We are all mortal, yet fear our mortality. Despite medical advances, I believe that those very human characteristics will remain with us for the time being. Thank you again for your thoughtful article.

Rachel Rienstra
Candidate for PhD, Biological Sciences
Harvard University

Rachel,

Thanks for your thoughtful comments. I'll try to address them:

1) Martensen talks more of doctors trying to protect themselves from litigation (a legitimate concern in the United States) than he does with doctors trying to earn excess compensation. He does focus a fair amount on hospitals trying to earn money—not by over-treating patients but by limiting treatment to patients when it should be administered. He cites several instances when he was pressured by the organ donation specialist at a particular hospital to talk to the families about cutting off life support. Of course, hospitals make a good deal of money off of organ donation, which is why, when this particular hospital's profits had started to slip, management had recruited someone to increase organ donation.

Atul Gawande's New Yorker piece speaks more to the issue of doctors' compensation—and though he doesn't say that the majority of doctors are over-treating to boost their profit margin, he does seem to indicate that a few bad doctors in a town can change the culture, as was the case in McAllen, Texas.

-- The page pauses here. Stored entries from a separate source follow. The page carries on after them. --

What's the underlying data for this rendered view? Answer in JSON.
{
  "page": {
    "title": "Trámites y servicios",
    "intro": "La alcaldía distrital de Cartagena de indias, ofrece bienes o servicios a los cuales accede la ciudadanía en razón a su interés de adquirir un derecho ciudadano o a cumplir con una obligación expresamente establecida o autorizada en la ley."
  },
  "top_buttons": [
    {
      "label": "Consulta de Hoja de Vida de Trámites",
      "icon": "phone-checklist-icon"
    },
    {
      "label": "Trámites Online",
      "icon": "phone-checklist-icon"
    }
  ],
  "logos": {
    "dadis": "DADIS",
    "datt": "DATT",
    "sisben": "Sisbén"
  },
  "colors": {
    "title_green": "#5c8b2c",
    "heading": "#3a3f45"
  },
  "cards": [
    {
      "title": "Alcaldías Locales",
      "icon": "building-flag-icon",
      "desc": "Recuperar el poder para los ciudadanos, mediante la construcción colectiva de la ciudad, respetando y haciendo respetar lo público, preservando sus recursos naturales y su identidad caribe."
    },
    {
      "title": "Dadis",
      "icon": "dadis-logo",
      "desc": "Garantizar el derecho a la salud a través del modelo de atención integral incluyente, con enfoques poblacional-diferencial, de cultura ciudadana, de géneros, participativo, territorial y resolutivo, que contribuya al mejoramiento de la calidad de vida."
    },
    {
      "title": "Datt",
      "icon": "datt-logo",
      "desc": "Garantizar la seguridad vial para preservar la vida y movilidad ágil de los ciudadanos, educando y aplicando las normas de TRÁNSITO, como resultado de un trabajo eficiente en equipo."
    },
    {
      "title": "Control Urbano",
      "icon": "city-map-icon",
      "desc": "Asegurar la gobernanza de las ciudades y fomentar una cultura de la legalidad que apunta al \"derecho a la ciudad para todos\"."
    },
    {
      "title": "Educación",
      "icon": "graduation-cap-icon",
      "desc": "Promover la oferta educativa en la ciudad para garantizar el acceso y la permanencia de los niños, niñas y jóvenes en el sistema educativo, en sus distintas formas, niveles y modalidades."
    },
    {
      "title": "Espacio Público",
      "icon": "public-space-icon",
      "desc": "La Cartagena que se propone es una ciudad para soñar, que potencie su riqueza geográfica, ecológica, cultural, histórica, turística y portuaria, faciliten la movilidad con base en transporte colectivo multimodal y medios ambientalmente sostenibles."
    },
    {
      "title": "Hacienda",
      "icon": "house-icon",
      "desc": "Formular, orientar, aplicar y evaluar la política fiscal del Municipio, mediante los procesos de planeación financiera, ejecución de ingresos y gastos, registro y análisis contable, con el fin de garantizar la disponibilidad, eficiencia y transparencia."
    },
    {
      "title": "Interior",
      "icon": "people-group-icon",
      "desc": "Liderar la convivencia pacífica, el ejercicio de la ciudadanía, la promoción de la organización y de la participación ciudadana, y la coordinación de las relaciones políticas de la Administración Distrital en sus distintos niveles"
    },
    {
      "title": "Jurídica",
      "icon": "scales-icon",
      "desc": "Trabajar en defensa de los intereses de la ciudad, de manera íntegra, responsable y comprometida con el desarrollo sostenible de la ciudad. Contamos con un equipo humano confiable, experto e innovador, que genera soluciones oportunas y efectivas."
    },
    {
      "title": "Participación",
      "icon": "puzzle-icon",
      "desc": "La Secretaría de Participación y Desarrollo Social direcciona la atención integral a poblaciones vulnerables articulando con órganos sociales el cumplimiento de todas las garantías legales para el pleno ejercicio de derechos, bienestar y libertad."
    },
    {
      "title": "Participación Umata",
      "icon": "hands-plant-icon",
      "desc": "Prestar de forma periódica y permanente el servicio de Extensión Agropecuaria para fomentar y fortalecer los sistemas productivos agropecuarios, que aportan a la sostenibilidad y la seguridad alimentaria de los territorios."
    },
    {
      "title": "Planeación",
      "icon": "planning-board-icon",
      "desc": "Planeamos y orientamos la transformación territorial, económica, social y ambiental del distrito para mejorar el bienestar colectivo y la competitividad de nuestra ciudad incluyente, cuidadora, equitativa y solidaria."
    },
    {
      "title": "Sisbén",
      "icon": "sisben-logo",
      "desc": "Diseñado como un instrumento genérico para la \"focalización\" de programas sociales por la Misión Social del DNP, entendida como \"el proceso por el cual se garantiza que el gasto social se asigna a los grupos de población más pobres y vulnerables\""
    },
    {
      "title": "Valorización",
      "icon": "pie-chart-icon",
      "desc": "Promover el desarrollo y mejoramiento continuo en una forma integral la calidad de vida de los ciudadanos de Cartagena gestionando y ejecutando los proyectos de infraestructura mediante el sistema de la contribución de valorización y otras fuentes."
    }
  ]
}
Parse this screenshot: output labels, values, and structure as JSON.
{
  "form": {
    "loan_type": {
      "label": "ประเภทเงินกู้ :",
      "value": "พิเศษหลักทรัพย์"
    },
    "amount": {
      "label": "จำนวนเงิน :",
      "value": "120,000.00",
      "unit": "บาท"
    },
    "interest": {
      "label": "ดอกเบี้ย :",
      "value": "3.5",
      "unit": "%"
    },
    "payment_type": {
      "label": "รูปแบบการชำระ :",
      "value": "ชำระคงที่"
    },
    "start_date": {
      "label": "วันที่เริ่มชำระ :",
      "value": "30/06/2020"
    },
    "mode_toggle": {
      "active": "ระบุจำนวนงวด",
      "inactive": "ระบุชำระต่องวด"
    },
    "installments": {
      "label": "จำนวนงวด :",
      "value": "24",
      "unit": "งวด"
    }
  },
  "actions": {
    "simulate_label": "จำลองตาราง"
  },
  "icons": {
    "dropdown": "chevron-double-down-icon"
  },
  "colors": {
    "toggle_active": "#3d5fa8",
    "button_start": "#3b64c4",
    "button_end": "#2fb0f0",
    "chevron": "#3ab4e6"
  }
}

2) Martensen is an ER doctor, so he has probably never, perhaps with the exception of his clinical rotations, administered chemotherapy. What he does say is that doctors often rely on patients to leaf through the voluminous consent forms because no one really wants to talk about the potential (and often likely) negative outcomes. As for the experimental chemotherapy, I can't claim expertise, but I do know that Marguerite, Martensen's old roomate's sister, underwent all three stages of experimental chemotherapy.

3) "a functional cerebral cortex is what makes someone a living human, not that it defines their humanity"—that's a good distinction to make. Thank you. PSV is a complicated diagnosis, one that is not made readily and also one that seems to be somewhat inexact. I almost certainly treated it to coarsely. To be fair to Martensen, he spends considerable time talking about PSV (a chapter), and he narrates an instance when one patient in fact did make a full recovery after several months.